At the time, Castro was "interested" in the workings of the T-55 tank, a tank that the Soviets kept secret for years and ended up giving away to the Cuban regular army.
"They needed a regular Army to defend themselves against a possible US invasion." Everybody was on the street with guns in their belts, Fidel carrying a Soviet Stechkin pistol with a wooden handle, "he says.
Nicolás, who arrived in the USSR in 1937, was deeply affected by the death of "compañero" Fidel, as he called him, since he was a "fantastic" character.
A book on Fidel written by the daughter of the commander, Alina Fernández, and a diploma of honor signed by Raúl Castro, is kept in a privileged place.
The Spaniard traveled to Havana in December 1962 on the same boat as the young Cubans who had been instructed by Soviet military at the Georgian naval secret base of Poti (Black Sea) as part of the Kremlin's aid to the Cuban Revolution.
"I saw myself more often with Raul, who was the head of the Revolutionary Armed Forces.

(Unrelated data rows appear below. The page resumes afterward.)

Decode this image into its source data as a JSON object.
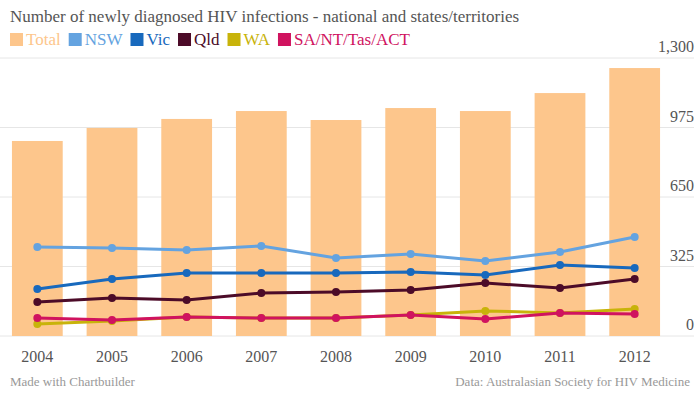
{
  "chart_data": {
    "type": "bar",
    "title": "Number of newly diagnosed HIV infections - national and states/territories",
    "credit": "Made with Chartbuilder",
    "source": "Data: Australasian Society for HIV Medicine",
    "categories": [
      "2004",
      "2005",
      "2006",
      "2007",
      "2008",
      "2009",
      "2010",
      "2011",
      "2012"
    ],
    "series": [
      {
        "name": "Total",
        "type": "bar",
        "color": "#fdc68c",
        "values": [
          912,
          973,
          1015,
          1052,
          1010,
          1066,
          1052,
          1136,
          1253
        ]
      },
      {
        "name": "NSW",
        "type": "line",
        "color": "#64a3e0",
        "marker": "circle",
        "values": [
          416,
          411,
          402,
          421,
          365,
          383,
          351,
          393,
          463
        ]
      },
      {
        "name": "Vic",
        "type": "line",
        "color": "#1869bd",
        "marker": "circle",
        "values": [
          220,
          267,
          295,
          295,
          295,
          299,
          285,
          332,
          318
        ]
      },
      {
        "name": "Qld",
        "type": "line",
        "color": "#4c0b28",
        "marker": "circle",
        "values": [
          159,
          178,
          168,
          201,
          206,
          215,
          248,
          224,
          267
        ]
      },
      {
        "name": "WA",
        "type": "line",
        "color": "#c8b30a",
        "marker": "circle",
        "values": [
          56,
          70,
          89,
          84,
          84,
          98,
          117,
          108,
          126
        ]
      },
      {
        "name": "SA/NT/Tas/ACT",
        "type": "line",
        "color": "#d0135f",
        "marker": "circle",
        "values": [
          84,
          75,
          89,
          84,
          84,
          98,
          79,
          108,
          103
        ]
      }
    ],
    "ylim": [
      0,
      1300
    ],
    "yticks": [
      0,
      325,
      650,
      975,
      {
        "value": 1300,
        "label": "1,300"
      }
    ],
    "grid": true,
    "legend": "top-left"
  }
}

When I was on duty and he came, I translated for him, since I was fluent in Spanish and Russian." He also met Ché Guevara, with whom he spent some time when they sat together in the Havana stadium to see Valeri Lobanovski's legendary Dinamo Kiev.
"He smoked cigars that were long, even though he had asthma," he recalls, gesturing graphically.
Nicolás liked Cuba so much that he asked to have his stay extended so as not to have to return to Moscow in the winter, and he stayed on the island until May 1965, after which he returned to the train parts factory where he worked at Outskirts of the Soviet capital.